Wednesday, January 23, 2013

a day of service

Kah Tai uplands, pre-1980. Photo courtesy S Hayden.
Monday was MLK Day, a day of service in our community. Some folks journeyed to Irondale Beach to help the County convert a hazardous waste area into wildlife habitat; much invasive blackberry and ivy were waiting to be removed. Other folks headed up to Fort Worden to work on the invasion of Scot's broom in our state park.

Some of us had our 'day of service' a day earlier at Kah Tai. At least sixteen volunteers showed up and diligently put in a few hours each, pulling Scot's broom. A few new faces joined our ranks. In December, we had eighteen volunteers with several new faces, a record for Scot's broom efforts in recent memory. There've been times in the recent past when a Kah Tai work party would draw the same four people, but now there's a sense of ownership with the park.

In December, a volunteer found  and pulled what is likely the oldest Scot's broom remaining at Kah Tai, a monster over eight feet tall. It was tucked in on one of the berms along Sims Way and when not in bloom it was camouflaged with other similar-sized shrubs. There's still a lot of broom, but it is mostly quite small, often too young to bloom.

For those who think Kah Tai is a failed park, go stand in the uplands, turn to face the courthouse, and see what your view is now. Then compare it to the photo here, taken before the park was created in 1981, when the uplands were young dredge spoils and Scot's broom was about all that would grow. The native plants slowly seeded in and were protected by the hardy broom back then, but time and nature and more than a little help from her friends have brought the park to life.

There'll be another planting party on February 23rd. Pacific dogwood, mock orange, blue elderberry, red flowering currant, twinberry and other natives. We hope to introduce another 130 trees and shrubs into the park.

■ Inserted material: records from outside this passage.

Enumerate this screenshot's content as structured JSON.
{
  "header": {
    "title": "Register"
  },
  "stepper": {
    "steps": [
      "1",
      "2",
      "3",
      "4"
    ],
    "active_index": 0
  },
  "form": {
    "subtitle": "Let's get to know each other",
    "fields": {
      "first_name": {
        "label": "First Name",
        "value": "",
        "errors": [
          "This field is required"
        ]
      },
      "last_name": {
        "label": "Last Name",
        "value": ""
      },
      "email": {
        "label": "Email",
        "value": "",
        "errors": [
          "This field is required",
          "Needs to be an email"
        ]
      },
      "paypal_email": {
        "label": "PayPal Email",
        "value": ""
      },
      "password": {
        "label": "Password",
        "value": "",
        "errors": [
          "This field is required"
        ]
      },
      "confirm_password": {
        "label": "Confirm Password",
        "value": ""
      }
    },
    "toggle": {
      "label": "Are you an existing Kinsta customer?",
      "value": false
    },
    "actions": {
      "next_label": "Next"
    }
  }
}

Saturday, January 19, 2013

'of course, the eagles are always about'

David Gluckman's spotting scope
Ten birders participated in an Admiralty Audubon chapter field trip along the southern edge of Kah Tai Lagoon today. Highlights were five raptor species, including a 'very spiffy' Peregrine Falcon perched on a utility pole at the east park entrance.

Here, in order of sighting, are the 37 species seen: Bald Eagle, Cooper's Hawk, Black-capped Chickadee, American Crow, Double-crested Cormorant, Glaucous-winged Gull, Northern Flicker, Bufflehead, Mallard, American Coot, Ruddy Duck, Common Goldeneye, Red-winged Blackbird, Scaup species, Pied-billed Grebe, Anna's Hummingbird, Gadwall, American Wigeon, Great Blue Heron, Song Sparrow, American Robin, Red-tailed Hawk, European Starling, Red-breasted Merganser, Canada Goose, (probable) Cackling Goose, Pine Siskin, Eurasian Wigeon, Bewick's Wren, Northern Harrier, Peregrine Falcon, House Finch, Purple Finch, Golden-crowned Sparrow, Spotted Towhee, Ruby-crowned Kinglet and Golden-crowned Kinglet.

A few human slackers didn't show up to look into the spotting scopes and marvel at the abundance of riches. So this photo showed up in the inbox, entitled 'we missed you'. And being slackers made some of us miss out on seeing what would have been our first Northern Harrier. I mentioned the list of raptors to a friend who has the good luck to have a front window filled with a lagoon panorama, and she knew the Harrier was back and was interested to hear about the falcon and the Cooper's.  

'Of course,' she casually added, 'the eagles are always about'.